A second conclusion is that some of the excised information was quite significant. Adams communicated that the United States was embarrassed abroad by the defeat at Bull Run; printing this information in the volume clearly would imperil morale at home. Therefore, we can see why the Lincoln administration might have excluded that portion of Adams’s report when it passed the rest of the document to Congress. It is clear that modern researchers can’t learn everything that they might like simply by reading the printed volume; historians have to look at the full text of the originals as well.
Yet there is also a third conclusion: even if the printed volume has excisions, this does not mean that it is worthless. Rather, the volume tells us what the Lincoln administration wanted the public to know about foreign relations during the Civil War. The volume served a public relations purpose to inform Americans that the government was energetically combating Confederate efforts to gain foreign recognition. This meant obscuring some unpleasant truths (such as the British reaction to Bull Run). But nevertheless, understanding the material that was left out of the volume can help us learn more about the intent of those who put the volume together.
I hope this post has demonstrated some of the ways in which historians can work to fill apparent gaps in the historical record and make inferences about the past in the absence of direct evidence. We don’t know if the first FRUS compilers made excisions from documents on the basis of formal instructions or their own judgments. We can’t state conclusively why specific material was excised from the 1861 volume. Instead, we have to make intelligent inferences after examining surviving primary sources.

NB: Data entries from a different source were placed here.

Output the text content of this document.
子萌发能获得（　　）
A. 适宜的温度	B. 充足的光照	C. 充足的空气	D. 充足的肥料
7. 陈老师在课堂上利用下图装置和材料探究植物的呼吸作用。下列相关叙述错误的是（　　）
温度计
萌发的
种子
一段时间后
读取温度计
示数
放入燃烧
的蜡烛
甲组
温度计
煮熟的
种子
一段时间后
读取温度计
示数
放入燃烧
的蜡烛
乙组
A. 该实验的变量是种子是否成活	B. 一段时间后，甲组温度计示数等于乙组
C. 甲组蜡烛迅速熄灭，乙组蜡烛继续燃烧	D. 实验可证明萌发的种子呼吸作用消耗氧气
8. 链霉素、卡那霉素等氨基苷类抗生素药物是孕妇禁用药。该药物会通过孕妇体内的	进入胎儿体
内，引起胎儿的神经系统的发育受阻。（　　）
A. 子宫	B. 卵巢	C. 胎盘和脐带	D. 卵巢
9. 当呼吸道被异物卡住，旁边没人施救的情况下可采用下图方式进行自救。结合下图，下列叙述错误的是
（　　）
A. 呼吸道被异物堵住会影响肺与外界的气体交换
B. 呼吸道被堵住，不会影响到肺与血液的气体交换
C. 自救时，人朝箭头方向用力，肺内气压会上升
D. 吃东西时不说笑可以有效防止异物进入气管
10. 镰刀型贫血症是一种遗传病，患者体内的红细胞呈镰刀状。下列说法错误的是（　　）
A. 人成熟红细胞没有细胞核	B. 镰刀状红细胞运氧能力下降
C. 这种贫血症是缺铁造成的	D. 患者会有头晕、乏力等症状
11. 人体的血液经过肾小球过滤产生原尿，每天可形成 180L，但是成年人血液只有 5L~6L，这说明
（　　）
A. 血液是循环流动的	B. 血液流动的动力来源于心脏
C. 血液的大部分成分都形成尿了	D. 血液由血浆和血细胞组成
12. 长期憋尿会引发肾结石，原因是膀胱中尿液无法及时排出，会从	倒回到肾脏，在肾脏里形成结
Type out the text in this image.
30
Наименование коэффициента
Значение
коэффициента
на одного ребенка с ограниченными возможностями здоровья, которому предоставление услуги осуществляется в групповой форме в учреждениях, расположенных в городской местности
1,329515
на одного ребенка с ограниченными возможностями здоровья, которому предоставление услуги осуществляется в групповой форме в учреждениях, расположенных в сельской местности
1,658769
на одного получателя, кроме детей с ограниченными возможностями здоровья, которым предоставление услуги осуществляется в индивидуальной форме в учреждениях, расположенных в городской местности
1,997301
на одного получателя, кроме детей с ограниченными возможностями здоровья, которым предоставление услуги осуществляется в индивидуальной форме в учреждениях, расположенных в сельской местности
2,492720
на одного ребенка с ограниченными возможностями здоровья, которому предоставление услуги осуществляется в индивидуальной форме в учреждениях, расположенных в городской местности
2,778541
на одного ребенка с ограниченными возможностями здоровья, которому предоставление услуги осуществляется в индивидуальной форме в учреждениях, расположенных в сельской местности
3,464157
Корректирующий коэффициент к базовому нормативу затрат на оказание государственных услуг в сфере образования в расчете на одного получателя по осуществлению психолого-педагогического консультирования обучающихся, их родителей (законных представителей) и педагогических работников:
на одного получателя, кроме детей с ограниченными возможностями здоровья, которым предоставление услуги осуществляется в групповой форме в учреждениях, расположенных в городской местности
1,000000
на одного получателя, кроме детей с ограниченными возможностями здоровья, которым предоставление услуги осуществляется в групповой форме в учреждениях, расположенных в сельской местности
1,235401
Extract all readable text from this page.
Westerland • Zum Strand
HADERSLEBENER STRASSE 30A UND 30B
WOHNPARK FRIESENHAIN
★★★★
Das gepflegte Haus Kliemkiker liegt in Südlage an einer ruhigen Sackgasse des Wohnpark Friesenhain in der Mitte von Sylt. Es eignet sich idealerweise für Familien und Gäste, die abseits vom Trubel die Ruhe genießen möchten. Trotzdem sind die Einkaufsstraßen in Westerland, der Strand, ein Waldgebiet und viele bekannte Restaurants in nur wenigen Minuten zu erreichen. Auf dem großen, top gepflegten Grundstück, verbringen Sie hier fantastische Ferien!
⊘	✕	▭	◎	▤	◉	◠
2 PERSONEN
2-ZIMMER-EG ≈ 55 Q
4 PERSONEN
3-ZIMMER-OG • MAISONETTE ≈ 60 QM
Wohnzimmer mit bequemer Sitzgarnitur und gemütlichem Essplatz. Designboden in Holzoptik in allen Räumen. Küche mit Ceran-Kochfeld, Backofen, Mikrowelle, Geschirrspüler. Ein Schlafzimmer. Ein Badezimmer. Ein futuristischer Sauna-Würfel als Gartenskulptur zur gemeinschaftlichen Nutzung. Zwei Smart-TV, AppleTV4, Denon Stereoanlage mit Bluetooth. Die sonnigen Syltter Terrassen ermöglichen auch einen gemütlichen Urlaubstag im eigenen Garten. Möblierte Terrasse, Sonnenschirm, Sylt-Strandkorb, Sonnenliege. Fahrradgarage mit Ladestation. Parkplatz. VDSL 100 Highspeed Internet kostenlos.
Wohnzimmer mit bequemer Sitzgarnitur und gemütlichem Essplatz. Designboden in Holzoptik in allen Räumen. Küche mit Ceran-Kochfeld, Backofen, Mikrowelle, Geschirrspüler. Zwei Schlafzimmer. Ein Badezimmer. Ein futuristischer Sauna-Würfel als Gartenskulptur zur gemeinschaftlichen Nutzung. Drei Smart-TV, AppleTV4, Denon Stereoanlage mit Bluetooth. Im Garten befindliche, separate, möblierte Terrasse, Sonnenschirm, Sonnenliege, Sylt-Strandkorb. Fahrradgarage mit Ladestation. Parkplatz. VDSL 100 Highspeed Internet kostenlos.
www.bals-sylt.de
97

One of the themes explored in researching the history of FRUS is the evolution of how the series was produced over time. Informing the public about what type of material has been excised and why represents a clear shift in policy from the nineteenth century to today. We have gone from a series of asterisks to a formal, explicit, rigorous standard which governs today’s FRUS volumes. The rules for excisions are encoded in 22 U.S.C. 4351(b): “The editing of records for preparation of the FRUS series shall be guided by the principles of historical objectivity and accuracy. Records shall not be altered and deletions shall not be made without indicating in the published text that a deletion has been made. The published record shall omit no facts which were of major importance in reaching a decision, and nothing shall be omitted for the purpose of concealing a defect of policy.” When material cannot be included in a FRUS volume published today, the amount of material excluded is always clearly shown in the text. As a result, today’s FRUS volumes embody a great deal more accountability than their earliest ancestors.